Reading Listening Comprehension Tutoring – The ultimate goal for literacy is to comprehend well what one is reading. As one of the Five Pillars of Reading, reading comprehension enables a child to predict outcomes, evaluate characters, deduce, and make connections to real-world events.
A child’s comprehension skills can begin to develop before becoming an independent reader. One way to do this is by reading to a child and discussing the story’s main idea, characters, and setting. Explicit teaching, modeling, and guided practice of comprehension skills are also crucial. This is especially true for students whose reading comprehension skills lag behind their peers.

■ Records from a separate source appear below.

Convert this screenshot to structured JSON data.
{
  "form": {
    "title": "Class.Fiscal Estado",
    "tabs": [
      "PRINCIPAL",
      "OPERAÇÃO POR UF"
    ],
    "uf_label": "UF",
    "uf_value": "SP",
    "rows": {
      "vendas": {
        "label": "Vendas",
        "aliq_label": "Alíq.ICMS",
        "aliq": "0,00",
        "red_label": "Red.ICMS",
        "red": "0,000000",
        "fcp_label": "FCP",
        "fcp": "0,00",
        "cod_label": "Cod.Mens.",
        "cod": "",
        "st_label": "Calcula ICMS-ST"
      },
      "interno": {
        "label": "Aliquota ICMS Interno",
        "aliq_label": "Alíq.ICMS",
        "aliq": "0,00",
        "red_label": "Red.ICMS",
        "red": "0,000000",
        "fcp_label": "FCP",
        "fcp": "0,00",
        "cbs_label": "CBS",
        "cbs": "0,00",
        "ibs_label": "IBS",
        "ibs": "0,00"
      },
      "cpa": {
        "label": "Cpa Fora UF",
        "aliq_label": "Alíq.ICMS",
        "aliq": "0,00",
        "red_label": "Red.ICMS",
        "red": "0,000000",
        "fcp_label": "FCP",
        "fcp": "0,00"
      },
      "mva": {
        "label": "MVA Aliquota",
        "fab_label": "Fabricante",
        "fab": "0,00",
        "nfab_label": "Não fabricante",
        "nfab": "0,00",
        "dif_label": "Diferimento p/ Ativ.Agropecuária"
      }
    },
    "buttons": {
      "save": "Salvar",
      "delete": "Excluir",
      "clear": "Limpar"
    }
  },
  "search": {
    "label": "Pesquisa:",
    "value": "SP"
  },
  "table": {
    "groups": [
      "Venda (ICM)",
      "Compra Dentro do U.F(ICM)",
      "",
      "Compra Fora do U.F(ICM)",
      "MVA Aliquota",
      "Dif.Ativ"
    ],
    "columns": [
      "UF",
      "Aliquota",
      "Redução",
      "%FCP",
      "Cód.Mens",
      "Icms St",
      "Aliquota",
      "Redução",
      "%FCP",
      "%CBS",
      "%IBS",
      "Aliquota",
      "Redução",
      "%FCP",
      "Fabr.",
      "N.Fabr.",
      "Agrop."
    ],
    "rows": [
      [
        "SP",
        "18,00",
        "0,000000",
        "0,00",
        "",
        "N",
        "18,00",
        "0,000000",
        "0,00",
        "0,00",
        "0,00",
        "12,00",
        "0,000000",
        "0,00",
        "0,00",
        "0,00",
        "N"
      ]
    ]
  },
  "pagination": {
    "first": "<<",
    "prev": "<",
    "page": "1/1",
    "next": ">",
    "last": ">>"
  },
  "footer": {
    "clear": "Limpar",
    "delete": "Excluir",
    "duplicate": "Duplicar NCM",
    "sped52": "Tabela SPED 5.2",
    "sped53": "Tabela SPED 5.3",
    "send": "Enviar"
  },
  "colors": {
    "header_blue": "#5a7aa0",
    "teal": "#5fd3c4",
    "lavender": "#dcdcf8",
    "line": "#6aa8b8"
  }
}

A child has mastery of reading comprehension when he or she can:
- Process and understand events, dialogue, ideas, and information
- Relate new information to previous knowledge or what they already know
- Adjust current knowledge in relation to new ideas or information and look at ideas in different ways or standpoints
- Identify and recall key points in a story or other reading material
- Understand hidden or underlying meanings (read between the lines)
Key Comprehension Strategies for Students
When reading, comprehension begins as the student identifies the initial meaning from previewing a text or source material. It builds as one continues to read through predicting, making inferences, synthesizing, and seeking answers.
Once the reading is done, the student creates a deeper understanding of the text by reviewing, going over parts of the text, discussion, and reflection while also relating this new information to his or her own experiences or current knowledge.
Improving one’s comprehension skills can be done through the following strategies:
- Making connections or using background knowledge – Students relate new information with their existing knowledge, which includes their own experiences, other texts they have read, and what they know of the world.
- Asking questions – Students ask themselves questions as they go through the text, including how they feel about what they are reading and the author’s purpose. This helps the reader process and summarize information and identify main ideas and underlying meanings.
- Visualizing – Students create mental images of the printed word to understand events and situations in the text. Studies show that visualizing allows readers to have a better recall of what they have read.
- Determining the importance of a text – This means that a student can differentiate between crucial and interesting information and fact and opinion; identify cause and effect and themes; compare and contrast ideas; determine problems and solutions; summarize; list steps in a process; and recall information that answers specific questions.
- Making inferences – Students take clues from the text and combine it with their background knowledge and identify answers to underlying themes.
- Synthesizing – Students are able to use new information in combination with existing knowledge to create original ideas or new perspectives.